Fleuron de la collection du bâtonnier bibliophile Jean-Claude Delauney, un recueil de dessins de Steinlen rejoint, après préemption, les collections graphiques du musée. Retour sur une consécration.

Nocturne, pour Le Rire n° 65 du 1er février 1896, crayon, crayon gras, crayons de couleur, rehauts d’encre de Chine, petits grattages à la pointe sèche, 33,3 25,7 cm.

Cinquante planches constituent les deux volumes de cet ensemble unique, connu sous le nom de «recueil Villeboeuf» et ayant également appartenu au colonel Daniel Sicklès. Elles ont dans un premier temps été vendues séparément et l’une d’elles, le dessin pour Boulevards extérieurs, a même établi un record mondial pour une œuvre sur papier de l’artiste, à 46 990 € (source : Artnet). Celui-ci fut éphémère : comme précisé dans le catalogue, il s’agissait d’enchères provisoires avec faculté de réunion, et le musée d’Orsay a ainsi pu préempter l’ensemble à 446 550 €. Un gage de conservation définitive du recueil dans son intégrité. Si l’on y trouve quelques simples croquis rapidement exécutés par celui qui sera justement nommé «l’œil de Paris», les dessins en couleurs destinés à illustrer des nouvelles, des poésies ou des chansons populaires, publiés essentiellement dans le Gil Blas illustré, sont les plus nombreux. Tous racontent la vie parisienne de cette fin du XIXe siècle avec un sens de l’observation et une acuité incomparables, sans oublier un humour mordant pour dénoncer la misère, l’exploitation et la violence.

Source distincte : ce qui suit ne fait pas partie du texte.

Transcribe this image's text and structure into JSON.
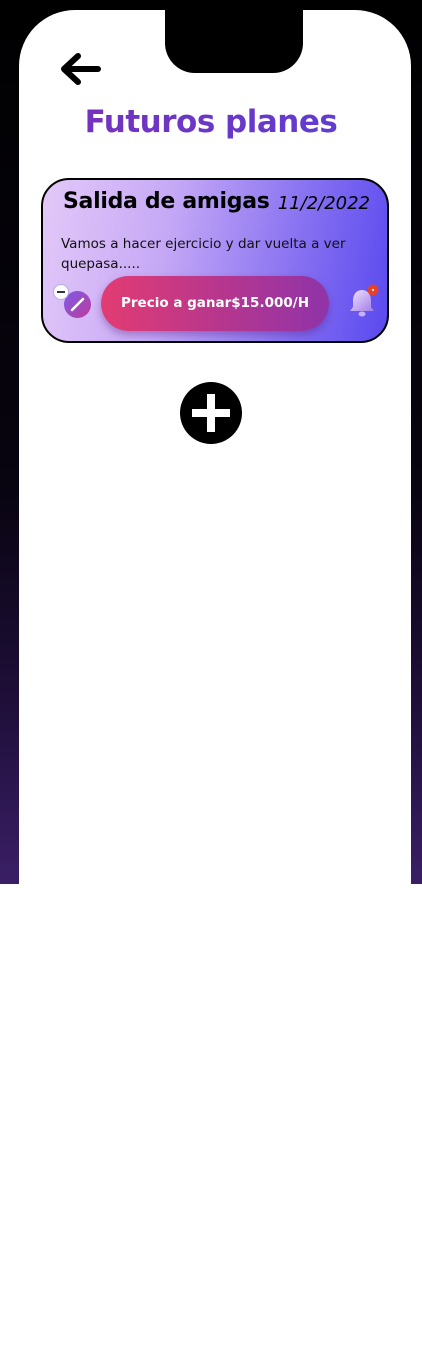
{
  "app": {
    "title": "Futuros planes"
  },
  "header": {
    "back_icon": "arrow-left-icon",
    "title": "Futuros planes",
    "title_gradient": [
      "#7b2fb8",
      "#5a3fd6"
    ]
  },
  "plans": [
    {
      "title": "Salida de amigas",
      "date": "11/2/2022",
      "description": "Vamos a hacer ejercicio y dar vuelta a ver quepasa.....",
      "price_label": "Precio a ganar$15.000/H",
      "remove_icon": "minus-circle-icon",
      "edit_icon": "pencil-icon",
      "notification_icon": "bell-icon",
      "colors": {
        "card_gradient": [
          "#e3c8f8",
          "#5a49ef"
        ],
        "button_gradient": [
          "#e23c72",
          "#8f34a8"
        ],
        "badge": "#e2412a"
      }
    }
  ],
  "actions": {
    "add_icon": "plus-circle-icon"
  }
}
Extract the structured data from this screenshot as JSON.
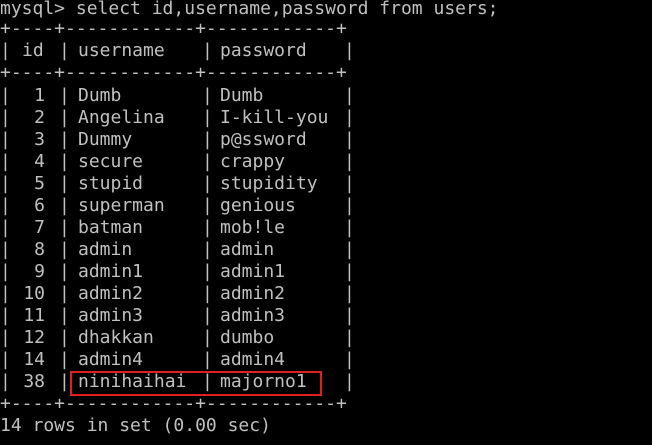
{
  "terminal": {
    "command_line": "mysql> select id,username,password from users;",
    "border_top": "+----+------------+------------+",
    "border_mid": "+----+------------+------------+",
    "border_bottom": "+----+------------+------------+",
    "status": "14 rows in set (0.00 sec)",
    "highlight_color": "#e02020"
  },
  "table": {
    "columns": [
      "id",
      "username",
      "password"
    ],
    "rows": [
      {
        "id": "1",
        "username": "Dumb",
        "password": "Dumb"
      },
      {
        "id": "2",
        "username": "Angelina",
        "password": "I-kill-you"
      },
      {
        "id": "3",
        "username": "Dummy",
        "password": "p@ssword"
      },
      {
        "id": "4",
        "username": "secure",
        "password": "crappy"
      },
      {
        "id": "5",
        "username": "stupid",
        "password": "stupidity"
      },
      {
        "id": "6",
        "username": "superman",
        "password": "genious"
      },
      {
        "id": "7",
        "username": "batman",
        "password": "mob!le"
      },
      {
        "id": "8",
        "username": "admin",
        "password": "admin"
      },
      {
        "id": "9",
        "username": "admin1",
        "password": "admin1"
      },
      {
        "id": "10",
        "username": "admin2",
        "password": "admin2"
      },
      {
        "id": "11",
        "username": "admin3",
        "password": "admin3"
      },
      {
        "id": "12",
        "username": "dhakkan",
        "password": "dumbo"
      },
      {
        "id": "14",
        "username": "admin4",
        "password": "admin4"
      },
      {
        "id": "38",
        "username": "ninihaihai",
        "password": "majorno1"
      }
    ]
  }
}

Dépositaire du fonds d’atelier (près de deux mille quatre cents feuilles) de ce représentant majeur de l’imaginaire social de la IIIe République, légué en 1973 par sa fille unique Colette Desormière, l’institution ne pouvait laisser passer ce morceau unique ; elle savait aussi qu’il faudrait se positionner sur un montant élevé pour l’emporter !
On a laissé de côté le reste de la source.